En todo caso, fue ella quien la puso en la vida. Por las tardes, después de las
clases de pintura, se hacía llevar a la calle para conocer la ciudad. Fermina Daza le
enseñó el camino que hacía a diario con la tía Escolástica, el escaño del parquecito donde
Florentino Ariza fingía leer para esperarla, las callejuelas por donde la seguía, los
escondrijos de las cartas, el palacio siniestro donde estuvo la cárcel del Santo Oficio, y
que luego había sido restaurado y convertido en el colegio de la Presentación de la
Santísima Virgen, que ella odiaba con toda su alma.
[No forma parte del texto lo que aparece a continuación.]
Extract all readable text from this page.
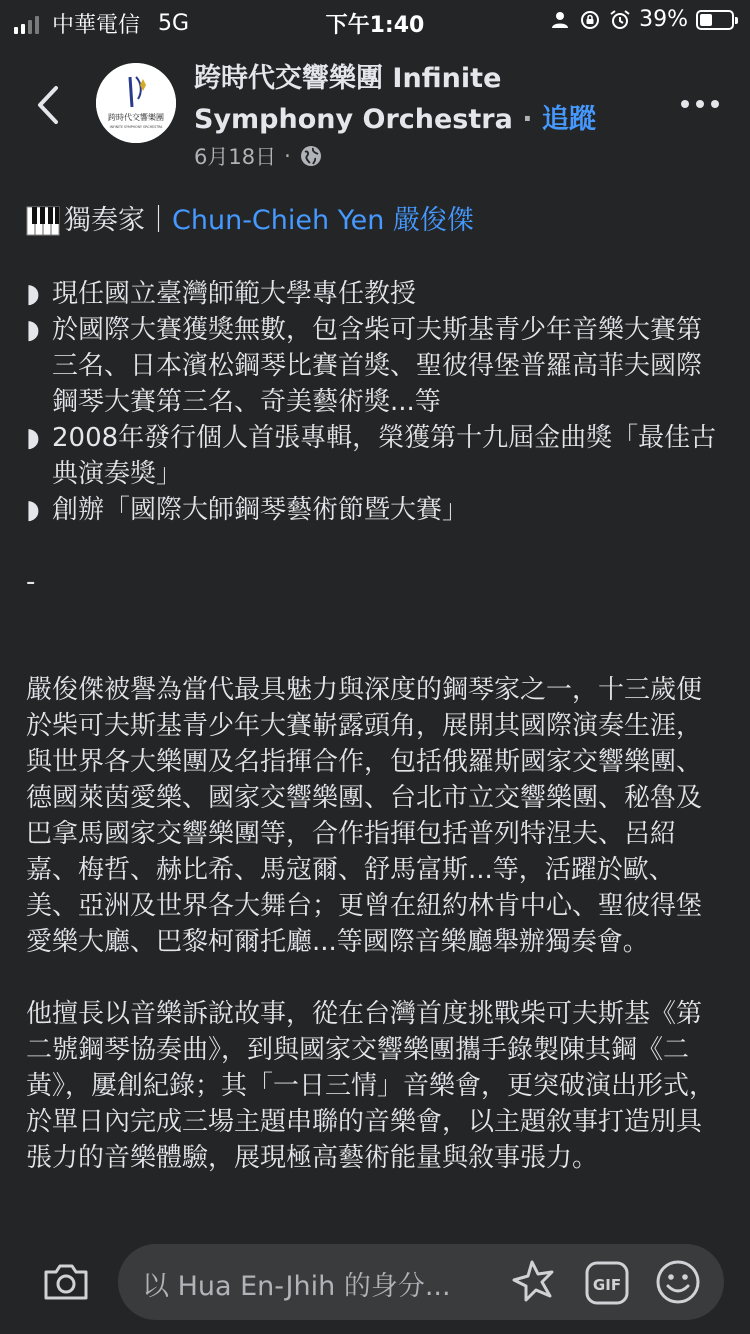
中華電信 5G	下午1:40	39%
跨時代交響樂團
INFINITE SYMPHONY ORCHESTRA
跨時代交響樂團 Infinite Symphony Orchestra · 追蹤
6月18日 ·
獨奏家｜ Chun-Chieh Yen 嚴俊傑
◗ 現任國立臺灣師範大學專任教授
◗ 於國際大賽獲獎無數，包含柴可夫斯基青少年音樂大賽第三名、日本濱松鋼琴比賽首獎、聖彼得堡普羅高菲夫國際鋼琴大賽第三名、奇美藝術獎...等
◗ 2008年發行個人首張專輯，榮獲第十九屆金曲獎「最佳古典演奏獎」
◗ 創辦「國際大師鋼琴藝術節暨大賽」

-

嚴俊傑被譽為當代最具魅力與深度的鋼琴家之一，十三歲便於柴可夫斯基青少年大賽嶄露頭角，展開其國際演奏生涯，與世界各大樂團及名指揮合作，包括俄羅斯國家交響樂團、德國萊茵愛樂、國家交響樂團、台北市立交響樂團、秘魯及巴拿馬國家交響樂團等，合作指揮包括普列特涅夫、呂紹嘉、梅哲、赫比希、馬寇爾、舒馬富斯...等，活躍於歐、美、亞洲及世界各大舞台；更曾在紐約林肯中心、聖彼得堡愛樂大廳、巴黎柯爾托廳...等國際音樂廳舉辦獨奏會。

他擅長以音樂訴說故事，從在台灣首度挑戰柴可夫斯基《第二號鋼琴協奏曲》，到與國家交響樂團攜手錄製陳其鋼《二黃》，屢創紀錄；其「一日三情」音樂會，更突破演出形式，於單日內完成三場主題串聯的音樂會，以主題敘事打造別具張力的音樂體驗，展現極高藝術能量與敘事張力。

以 Hua En-Jhih 的身分...	GIF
Subieron a la colina del cementerio
de los pobres, donde Florentino Ariza tocaba el violín según el rumbo de los vientos para
que ella lo escuchara en la cama, y desde allí vieron entera la ciudad histórica, los
tejados rotos y los muros carcomidos, los escombros de las fortalezas entre los
matorrales, el reguero de islas de la bahía, las barracas de miseria alrededor de las
ciénagas, el Caribe inmenso.
La noche de Navidad fueron a la misa del gallo en la catedral. Fermina ocupó el
lugar donde le llegaba mejor la música confidencial de Florentino Ariza, y le mostró a su
prima el sitio exacto en que una noche como aquella había visto de cerca por primera vez
sus ojos espantados. Se arriesgaron solas hasta el Portal de los Escribanos, compraron
dulces, se entretuvieron en la tienda de papeles de fantasía, y Fermina Daza le señaló a
la prima el lugar en que descubrió de golpe que su amor no era más que un espejismo.